Search for: All records

Robust carbon monitoring systems are needed for land managers to assess and mitigate the changing effects of ecosystem stress on western United States forests, where most aboveground carbon is stored in mountainous areas. Atmospheric carbon uptake via gross primary productivity (GPP) is an important indicator of ecosystem function and is particularly relevant to carbon monitoring systems. However, limited ground-based observations in remote areas with complex topography represent a significant challenge for tracking regional-scale GPP. Satellite observations can help bridge these monitoring gaps, but the accuracy of remote sensing methods for inferring GPP is still limited in montane evergreen needleleaf biomes, where (a) photosynthetic activity is largely decoupled from canopy structure and chlorophyll content, and (b) strong heterogeneity in phenology and atmospheric conditions is difficult to resolve in space and time.
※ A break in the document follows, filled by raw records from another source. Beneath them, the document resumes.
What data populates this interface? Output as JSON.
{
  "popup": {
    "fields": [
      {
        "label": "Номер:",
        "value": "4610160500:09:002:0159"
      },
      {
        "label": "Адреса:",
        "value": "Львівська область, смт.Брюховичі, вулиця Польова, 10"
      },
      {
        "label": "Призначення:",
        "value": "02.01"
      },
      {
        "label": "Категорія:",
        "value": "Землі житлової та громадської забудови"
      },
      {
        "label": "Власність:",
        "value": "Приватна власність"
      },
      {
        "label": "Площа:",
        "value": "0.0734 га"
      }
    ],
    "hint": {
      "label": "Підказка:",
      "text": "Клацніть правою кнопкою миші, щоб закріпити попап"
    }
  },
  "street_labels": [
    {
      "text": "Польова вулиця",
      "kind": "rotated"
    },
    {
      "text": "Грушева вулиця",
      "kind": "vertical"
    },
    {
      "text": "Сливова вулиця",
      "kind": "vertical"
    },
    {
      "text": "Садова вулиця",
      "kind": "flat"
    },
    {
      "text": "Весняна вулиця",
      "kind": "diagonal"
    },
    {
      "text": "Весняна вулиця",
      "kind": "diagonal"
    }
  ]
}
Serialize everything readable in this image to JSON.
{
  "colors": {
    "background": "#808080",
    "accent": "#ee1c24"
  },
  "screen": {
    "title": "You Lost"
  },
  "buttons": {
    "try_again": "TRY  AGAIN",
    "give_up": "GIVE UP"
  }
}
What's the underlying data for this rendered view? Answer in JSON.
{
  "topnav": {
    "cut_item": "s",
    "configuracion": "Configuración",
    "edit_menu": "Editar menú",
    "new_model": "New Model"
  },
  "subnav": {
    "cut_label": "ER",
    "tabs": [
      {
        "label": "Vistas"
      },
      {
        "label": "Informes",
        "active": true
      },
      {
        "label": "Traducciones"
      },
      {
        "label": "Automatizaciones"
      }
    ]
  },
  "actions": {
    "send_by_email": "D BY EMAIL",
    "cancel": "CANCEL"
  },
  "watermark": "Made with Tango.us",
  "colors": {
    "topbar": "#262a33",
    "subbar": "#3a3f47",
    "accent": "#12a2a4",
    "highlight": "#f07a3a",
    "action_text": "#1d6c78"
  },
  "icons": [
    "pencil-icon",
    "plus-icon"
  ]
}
Using monthly solar-induced chlorophyll fluorescence (SIF) sampled at ∼4 km from the TROPOspheric Monitoring Instrument (TROPOMI), we show that high-resolution satellite-observed SIF followed ecological expectations of seasonal and elevational patterns of GPP across a 3000 m elevation gradient in the Sierra Nevada mountains of California. After accounting for the effects of high reflected radiance in TROPOMI SIF due to snow cover, the seasonal and elevational patterns of SIF were well correlated with GPP estimates from a machine-learning model (FLUXCOM) and a land surface model (CLM5.0-SP), outperforming other spectral vegetation indices. Differences in the seasonality of TROPOMI SIF and GPP estimates were likely attributed to misrepresentation of moisture limitation and winter photosynthetic activity in FLUXCOM and CLM5.0 respectively, as indicated by discrepancies with GPP derived from eddy covariance observations in the southern Sierra Nevada. These results suggest that satellite-observed SIF can serve as a useful diagnostic and constraint to improve upon estimates of GPP toward multiscale carbon monitoring systems in montane, evergreen conifer biomes at regional scales.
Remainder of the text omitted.